Too many people end up in prisons – early in their lives and that forms their future as a criminals a future that could be avoided. Prisons are also full of disease and outrage upon personal dignity. People with HIV and TB are especially vulnerable as for many of them, due to absence of proper treatment in prisons, poor hygiene and infectious control and malnutrition a prison sentence is often equal death sentence. All of this would be avoidable if we had harm reduction programmes available throughout the country. The courts don’t think about this, and might say this person will sit in jail two years and then will be free, but in fact they’re sentencing them to death, if this person already has AIDs and then acquires tuberculosis in jail they will be likely to die – in prison or shortly after.

We started a project three years ago looking at the quality of tuberculosis treatment in Russia and rate of drop out. The tuberculosis in drug dependent people is practically untreatable due to high rate of drop out and many tuberculosis treatment centres in the regions are simply morgues.  The consequences of the current drug policy are therefore in actual fact catastrophic, but they’re also completely invisible to wider society as a whole.
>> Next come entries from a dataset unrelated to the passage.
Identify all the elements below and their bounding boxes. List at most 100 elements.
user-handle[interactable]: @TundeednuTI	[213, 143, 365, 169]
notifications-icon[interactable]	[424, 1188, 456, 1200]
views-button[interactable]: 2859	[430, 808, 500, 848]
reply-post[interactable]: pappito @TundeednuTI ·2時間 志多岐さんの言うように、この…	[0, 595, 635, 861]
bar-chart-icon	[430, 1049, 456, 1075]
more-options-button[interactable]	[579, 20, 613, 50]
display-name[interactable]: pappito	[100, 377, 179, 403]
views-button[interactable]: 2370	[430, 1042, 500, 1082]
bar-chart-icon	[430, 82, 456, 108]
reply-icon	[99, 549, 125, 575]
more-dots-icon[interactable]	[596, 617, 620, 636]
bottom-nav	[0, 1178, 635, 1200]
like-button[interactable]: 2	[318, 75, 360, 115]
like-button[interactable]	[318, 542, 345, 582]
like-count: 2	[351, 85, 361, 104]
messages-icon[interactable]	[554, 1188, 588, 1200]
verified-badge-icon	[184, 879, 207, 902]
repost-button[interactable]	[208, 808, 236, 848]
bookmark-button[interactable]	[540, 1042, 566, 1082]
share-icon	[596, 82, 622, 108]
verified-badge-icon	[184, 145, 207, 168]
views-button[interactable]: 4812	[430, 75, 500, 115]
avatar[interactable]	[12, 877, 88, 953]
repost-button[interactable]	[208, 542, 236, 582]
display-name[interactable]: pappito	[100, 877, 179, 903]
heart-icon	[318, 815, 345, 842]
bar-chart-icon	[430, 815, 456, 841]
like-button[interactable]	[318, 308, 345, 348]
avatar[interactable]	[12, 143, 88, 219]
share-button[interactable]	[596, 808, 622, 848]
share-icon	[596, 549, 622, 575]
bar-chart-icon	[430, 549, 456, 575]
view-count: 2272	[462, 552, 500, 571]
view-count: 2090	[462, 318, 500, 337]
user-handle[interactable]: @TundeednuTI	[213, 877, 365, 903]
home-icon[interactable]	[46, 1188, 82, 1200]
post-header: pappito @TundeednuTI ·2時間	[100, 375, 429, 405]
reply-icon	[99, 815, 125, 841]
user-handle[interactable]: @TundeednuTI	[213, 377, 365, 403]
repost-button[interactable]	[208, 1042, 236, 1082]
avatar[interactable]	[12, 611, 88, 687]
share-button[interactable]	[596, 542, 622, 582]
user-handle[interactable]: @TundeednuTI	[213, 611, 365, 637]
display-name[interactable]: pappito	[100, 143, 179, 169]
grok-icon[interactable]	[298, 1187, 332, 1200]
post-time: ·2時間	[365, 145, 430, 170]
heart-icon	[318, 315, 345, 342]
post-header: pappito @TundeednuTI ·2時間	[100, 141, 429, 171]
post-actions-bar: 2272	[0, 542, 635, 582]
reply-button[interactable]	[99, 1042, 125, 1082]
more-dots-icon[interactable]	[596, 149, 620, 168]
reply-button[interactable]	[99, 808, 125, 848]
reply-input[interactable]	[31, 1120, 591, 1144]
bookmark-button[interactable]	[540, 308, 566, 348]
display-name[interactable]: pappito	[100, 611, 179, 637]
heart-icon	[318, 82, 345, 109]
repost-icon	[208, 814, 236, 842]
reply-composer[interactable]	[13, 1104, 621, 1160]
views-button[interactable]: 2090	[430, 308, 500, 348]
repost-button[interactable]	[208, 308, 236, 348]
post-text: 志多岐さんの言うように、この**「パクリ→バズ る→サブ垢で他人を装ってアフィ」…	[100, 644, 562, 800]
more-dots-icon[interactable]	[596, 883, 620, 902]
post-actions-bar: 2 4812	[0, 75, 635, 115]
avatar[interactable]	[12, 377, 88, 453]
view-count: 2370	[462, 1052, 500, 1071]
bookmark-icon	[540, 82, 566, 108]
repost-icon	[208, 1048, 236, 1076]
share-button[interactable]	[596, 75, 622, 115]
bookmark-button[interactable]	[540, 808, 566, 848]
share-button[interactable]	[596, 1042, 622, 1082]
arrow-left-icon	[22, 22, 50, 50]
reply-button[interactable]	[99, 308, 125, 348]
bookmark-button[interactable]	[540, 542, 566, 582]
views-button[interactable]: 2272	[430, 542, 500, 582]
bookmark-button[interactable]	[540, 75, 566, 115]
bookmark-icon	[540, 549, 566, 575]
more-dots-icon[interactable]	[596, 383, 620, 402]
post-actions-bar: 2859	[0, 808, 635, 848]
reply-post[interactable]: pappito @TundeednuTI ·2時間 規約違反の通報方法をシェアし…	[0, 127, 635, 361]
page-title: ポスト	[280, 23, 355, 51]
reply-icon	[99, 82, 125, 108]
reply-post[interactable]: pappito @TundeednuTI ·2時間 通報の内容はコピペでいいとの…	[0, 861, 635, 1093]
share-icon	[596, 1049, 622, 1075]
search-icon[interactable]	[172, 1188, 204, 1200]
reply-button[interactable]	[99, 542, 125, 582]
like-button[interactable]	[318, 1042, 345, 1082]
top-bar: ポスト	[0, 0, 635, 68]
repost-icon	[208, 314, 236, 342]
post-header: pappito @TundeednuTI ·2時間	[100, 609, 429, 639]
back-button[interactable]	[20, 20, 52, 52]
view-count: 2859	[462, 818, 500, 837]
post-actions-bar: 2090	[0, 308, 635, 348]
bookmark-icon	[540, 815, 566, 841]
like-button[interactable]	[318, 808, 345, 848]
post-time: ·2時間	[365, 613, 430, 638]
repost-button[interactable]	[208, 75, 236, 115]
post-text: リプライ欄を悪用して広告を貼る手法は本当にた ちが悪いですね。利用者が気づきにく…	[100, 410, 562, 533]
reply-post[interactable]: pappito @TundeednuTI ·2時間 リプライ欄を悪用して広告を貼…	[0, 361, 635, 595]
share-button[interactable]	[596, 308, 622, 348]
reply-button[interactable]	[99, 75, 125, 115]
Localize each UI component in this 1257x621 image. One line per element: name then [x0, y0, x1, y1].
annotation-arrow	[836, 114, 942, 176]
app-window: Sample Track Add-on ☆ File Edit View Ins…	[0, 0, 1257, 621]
Q: Where do you think the origins of this whole problem lie-is it a Soviet legacy, a legacy of Soviet narcology, a cultural problem, an issue of too little money, or what?

A: Well Russia has a lot of money, really a lot of money-when you consider the Ministry of Health, the FSKNs budget -really you see a lot of money. But they don’t direct this money in any kind of useful way. The repressive policy and drug treatment does have a history, the Russian addiction treatment (narcology) grew out of repressive psychiatry of the Brezhnev times – when dissidents were ‘treated’ in psychiatric wards, this is indeed a hard legacy to overcome and the psychiatry in Russia is still very repressive and so is narcology. Plus you also have to consider the whole factor of corruption among the Ministries officials – these people are simply not interested in improving the public health situation, all they are interested in is to gain more personal profit from their high positions and access to large budgets. So I don’t expect any kind of solutions from the Ministry of Health or the FSKN.